In breezy, snappy prose, James wrote of “halo”-wearing lamb chops at Kennedy’s 45th Street Chop House; of “maisons this and maisons that” in midtown, whose proprietors, no matter their age, answered to the call of “Ma’mselle” and “Cherie”; and of Harlem nightspots where the races mingled on the dance floor. “Go East! Go East with a vengeance—go thoroughly East! ... East Houston Street! New York’s East Side! The Ghetto,” James exhorted his readers, encouraging them to give East European Jewish cuisine a try even at the risk of experiencing a stomach ache. The “chicken giblets [are] delicious, albeit indigestible,” he cautioned. In these and other instances, James’ adventurous itinerary extended the boundaries of the American palate.

I’d be remiss were I not to say something about what was, arguably, among one of the most popular and certainly among the most frequently updated dining out guides of its time: Duncan Hines’ Adventures in Good Eating, first published in 1936.

Many of us may know his name from the cake mixes that bear it, but Duncan Hines was no figment of a PR person’s promotional skills, like Betty Crocker, Aunt Jemima, and Uncle Ben.

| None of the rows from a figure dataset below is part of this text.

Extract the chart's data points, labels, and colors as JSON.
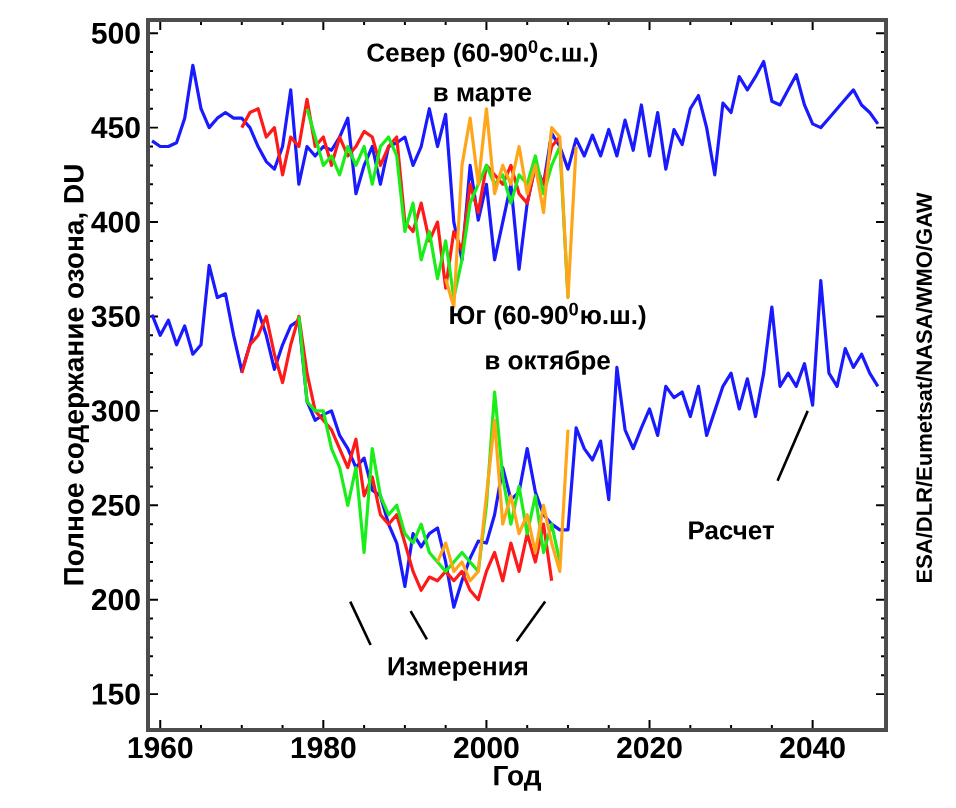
{
  "chart_data": {
    "type": "line",
    "xlabel": "Год",
    "ylabel": "Полное содержание озона, DU",
    "xlim": [
      1958.5,
      2049
    ],
    "ylim": [
      131,
      507
    ],
    "xticks": [
      1960,
      1980,
      2000,
      2020,
      2040
    ],
    "yticks": [
      150,
      200,
      250,
      300,
      350,
      400,
      450,
      500
    ],
    "grid": false,
    "marker": "none",
    "line_style": "solid",
    "annotations": [
      "Север (60-90$^{0}$с.ш.)",
      "в марте",
      "Юг (60-90$^{0}$ю.ш.)",
      "в октябре",
      "Измерения",
      "Расчет",
      "ESA/DLR/Eumetsat/NASA/WMO/GAW"
    ],
    "series": [
      {
        "color": "#1a1aff",
        "x": [
          1959,
          1960,
          1961,
          1962,
          1963,
          1964,
          1965,
          1966,
          1967,
          1968,
          1969,
          1970,
          1971,
          1972,
          1973,
          1974,
          1975,
          1976,
          1977,
          1978,
          1979,
          1980,
          1981,
          1982,
          1983,
          1984,
          1985,
          1986,
          1987,
          1988,
          1989,
          1990,
          1991,
          1992,
          1993,
          1994,
          1995,
          1996,
          1997,
          1998,
          1999,
          2000,
          2001,
          2002,
          2003,
          2004,
          2005,
          2006,
          2007,
          2008,
          2009,
          2010,
          2011,
          2012,
          2013,
          2014,
          2015,
          2016,
          2017,
          2018,
          2019,
          2020,
          2021,
          2022,
          2023,
          2024,
          2025,
          2026,
          2027,
          2028,
          2029,
          2030,
          2031,
          2032,
          2033,
          2034,
          2035,
          2036,
          2037,
          2038,
          2039,
          2040,
          2041,
          2042,
          2043,
          2044,
          2045,
          2046,
          2047,
          2048
        ],
        "values": [
          443,
          440,
          440,
          442,
          455,
          483,
          460,
          450,
          455,
          458,
          455,
          455,
          450,
          440,
          432,
          428,
          440,
          470,
          420,
          440,
          435,
          440,
          438,
          445,
          455,
          415,
          430,
          440,
          420,
          440,
          442,
          445,
          430,
          440,
          460,
          440,
          457,
          400,
          380,
          430,
          401,
          420,
          380,
          400,
          420,
          375,
          410,
          430,
          420,
          447,
          440,
          428,
          444,
          435,
          446,
          435,
          449,
          435,
          454,
          438,
          462,
          435,
          458,
          428,
          449,
          441,
          460,
          467,
          450,
          425,
          463,
          458,
          477,
          470,
          477,
          485,
          464,
          462,
          470,
          478,
          462,
          452,
          450,
          455,
          460,
          465,
          470,
          462,
          458,
          452
        ]
      },
      {
        "color": "#1a1aff",
        "x": [
          1959,
          1960,
          1961,
          1962,
          1963,
          1964,
          1965,
          1966,
          1967,
          1968,
          1969,
          1970,
          1971,
          1972,
          1973,
          1974,
          1975,
          1976,
          1977,
          1978,
          1979,
          1980,
          1981,
          1982,
          1983,
          1984,
          1985,
          1986,
          1987,
          1988,
          1989,
          1990,
          1991,
          1992,
          1993,
          1994,
          1995,
          1996,
          1997,
          1998,
          1999,
          2000,
          2001,
          2002,
          2003,
          2004,
          2005,
          2006,
          2007,
          2008,
          2009,
          2010,
          2011,
          2012,
          2013,
          2014,
          2015,
          2016,
          2017,
          2018,
          2019,
          2020,
          2021,
          2022,
          2023,
          2024,
          2025,
          2026,
          2027,
          2028,
          2029,
          2030,
          2031,
          2032,
          2033,
          2034,
          2035,
          2036,
          2037,
          2038,
          2039,
          2040,
          2041,
          2042,
          2043,
          2044,
          2045,
          2046,
          2047,
          2048
        ],
        "values": [
          351,
          340,
          348,
          335,
          345,
          330,
          335,
          377,
          360,
          362,
          340,
          321,
          335,
          353,
          340,
          322,
          335,
          345,
          348,
          305,
          295,
          298,
          300,
          287,
          280,
          270,
          275,
          258,
          255,
          240,
          230,
          207,
          235,
          228,
          235,
          238,
          220,
          196,
          210,
          222,
          231,
          230,
          245,
          270,
          253,
          257,
          280,
          257,
          245,
          240,
          237,
          237,
          291,
          280,
          274,
          284,
          253,
          323,
          290,
          280,
          291,
          301,
          287,
          313,
          307,
          310,
          297,
          313,
          287,
          300,
          313,
          320,
          301,
          317,
          297,
          320,
          355,
          313,
          320,
          313,
          325,
          303,
          369,
          320,
          313,
          333,
          323,
          330,
          320,
          313
        ]
      },
      {
        "color": "#ff1a1a",
        "x": [
          1970,
          1971,
          1972,
          1973,
          1974,
          1975,
          1976,
          1977,
          1978,
          1979,
          1980,
          1981,
          1982,
          1983,
          1984,
          1985,
          1986,
          1987,
          1988,
          1989,
          1990,
          1991,
          1992,
          1993,
          1994,
          1995,
          1996,
          1997,
          1998,
          1999,
          2000,
          2001,
          2002,
          2003,
          2004,
          2005,
          2006,
          2007,
          2008,
          2009
        ],
        "values": [
          450,
          458,
          460,
          445,
          450,
          425,
          445,
          440,
          465,
          440,
          445,
          430,
          445,
          435,
          440,
          448,
          445,
          430,
          440,
          445,
          400,
          395,
          410,
          390,
          400,
          365,
          395,
          385,
          420,
          405,
          430,
          425,
          420,
          430,
          415,
          410,
          430,
          420,
          440,
          445
        ]
      },
      {
        "color": "#ff1a1a",
        "x": [
          1970,
          1971,
          1972,
          1973,
          1974,
          1975,
          1976,
          1977,
          1978,
          1979,
          1980,
          1981,
          1982,
          1983,
          1984,
          1985,
          1986,
          1987,
          1988,
          1989,
          1990,
          1991,
          1992,
          1993,
          1994,
          1995,
          1996,
          1997,
          1998,
          1999,
          2000,
          2001,
          2002,
          2003,
          2004,
          2005,
          2006,
          2007,
          2008
        ],
        "values": [
          320,
          335,
          340,
          350,
          330,
          315,
          335,
          350,
          320,
          300,
          295,
          290,
          280,
          270,
          285,
          255,
          265,
          245,
          240,
          245,
          230,
          215,
          205,
          212,
          210,
          215,
          210,
          215,
          205,
          200,
          215,
          225,
          210,
          230,
          215,
          235,
          220,
          240,
          210
        ]
      },
      {
        "color": "#1aee1a",
        "x": [
          1978,
          1979,
          1980,
          1981,
          1982,
          1983,
          1984,
          1985,
          1986,
          1987,
          1988,
          1989,
          1990,
          1991,
          1992,
          1993,
          1994,
          1995,
          1996,
          1997,
          1998,
          1999,
          2000,
          2001,
          2002,
          2003,
          2004,
          2005,
          2006,
          2007,
          2008,
          2009,
          2010
        ],
        "values": [
          460,
          445,
          430,
          435,
          425,
          440,
          430,
          440,
          420,
          440,
          445,
          435,
          395,
          410,
          380,
          395,
          370,
          390,
          360,
          380,
          410,
          420,
          430,
          420,
          425,
          410,
          425,
          420,
          435,
          415,
          430,
          440,
          360
        ]
      },
      {
        "color": "#1aee1a",
        "x": [
          1977,
          1978,
          1979,
          1980,
          1981,
          1982,
          1983,
          1984,
          1985,
          1986,
          1987,
          1988,
          1989,
          1990,
          1991,
          1992,
          1993,
          1994,
          1995,
          1996,
          1997,
          1998,
          1999,
          2000,
          2001,
          2002,
          2003,
          2004,
          2005,
          2006,
          2007,
          2008,
          2009
        ],
        "values": [
          350,
          305,
          300,
          300,
          280,
          270,
          250,
          270,
          225,
          280,
          255,
          245,
          250,
          235,
          230,
          240,
          225,
          220,
          215,
          220,
          225,
          220,
          215,
          250,
          310,
          265,
          240,
          260,
          235,
          255,
          225,
          240,
          220
        ]
      },
      {
        "color": "#ffa51a",
        "x": [
          1995,
          1996,
          1997,
          1998,
          1999,
          2000,
          2001,
          2002,
          2003,
          2004,
          2005,
          2006,
          2007,
          2008,
          2009,
          2010,
          2011
        ],
        "values": [
          370,
          355,
          430,
          455,
          420,
          460,
          415,
          430,
          420,
          440,
          415,
          430,
          405,
          450,
          445,
          360,
          440
        ]
      },
      {
        "color": "#ffa51a",
        "x": [
          1994,
          1995,
          1996,
          1997,
          1998,
          1999,
          2000,
          2001,
          2002,
          2003,
          2004,
          2005,
          2006,
          2007,
          2008,
          2009,
          2010
        ],
        "values": [
          220,
          230,
          215,
          220,
          210,
          215,
          255,
          295,
          240,
          255,
          235,
          245,
          225,
          250,
          230,
          215,
          290
        ]
      }
    ]
  }
}
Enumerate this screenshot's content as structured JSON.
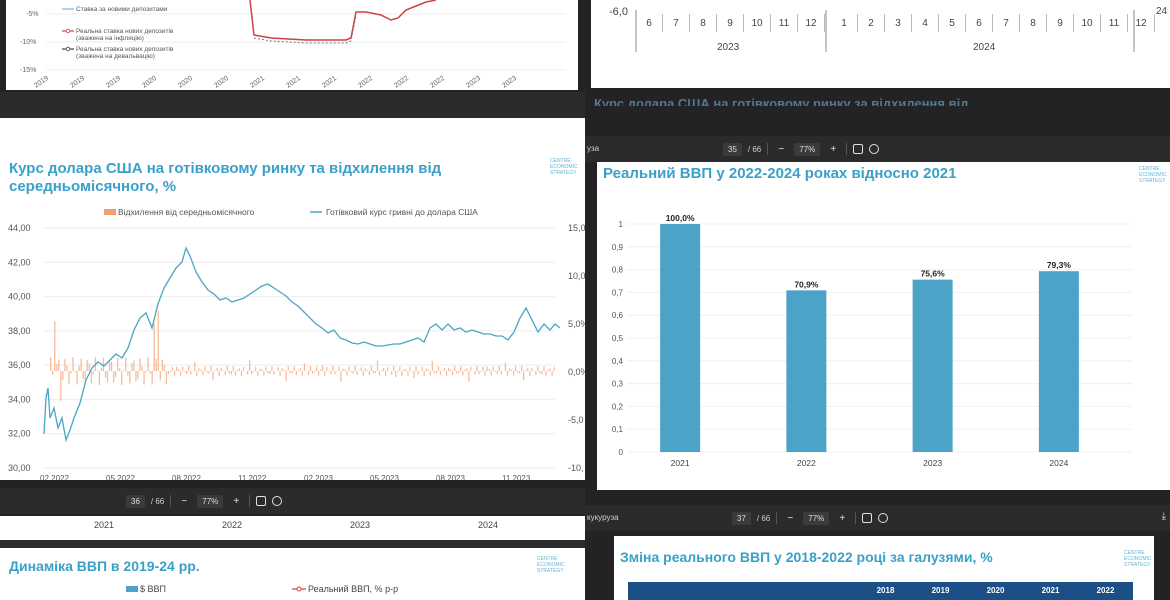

A flesh-and-blood traveling salesman of the interwar years with a hankering for a good meal, his contributions to American gastronomic literature constituted a road map to where to eat when motoring throughout the United States.

Scribbling away in a tiny journal he kept in his coat pocket, Hines duly noted which establishments had air conditioning and which were cooled by a fan; which ones maintained a high level of cleanliness and which fell short; which served a mean cocktail and which offered thirsty passersby a carbonated beverage instead.

Eclectic in his tastes, he was just as likely to salute the humble fare served up by the “Good Enough Dairy Café” in Fulton, Illinois (pop. 2,706), as that enjoyed by the well-heeled customers who frequented Voisin on New York’s Park Avenue. Its fabled almond soufflé was “something out of this world,” Hines related, counseling his readers that even if, for a spell, they had to “live on corn bread and beans” to afford a meal at Voisin, it was worth it.

Hines likened his guidebook and the cookbook that grew out of it to “stepping on a magic carpet,” a transporting experience that heightened the senses and lifted the spirits. His work allows us, in turn, to reconstruct something of the nation’s bounty and the pull of its public institutions. Hines’ narrative, along with that of James and the Times’ map, brought home to the readers of their day the mutual pleasures of the palate and of sociability, informing them where to find these opportunities, whether staying close to home or on the road.

For the readers of our day, these gustatory signposts of the past serve a different function. While they no longer assuage our appetite, they comfort us in the knowledge that even though individual restaurants and cafes may not endure for long, they linger within the realm of the public imagination and the historical record.

Jenna Weissman Joselit, the Charles E. Smith Professor of Judaic Studies & Professor of History at the George Washington University, is currently at work on a biography of Mordecai M. Kaplan.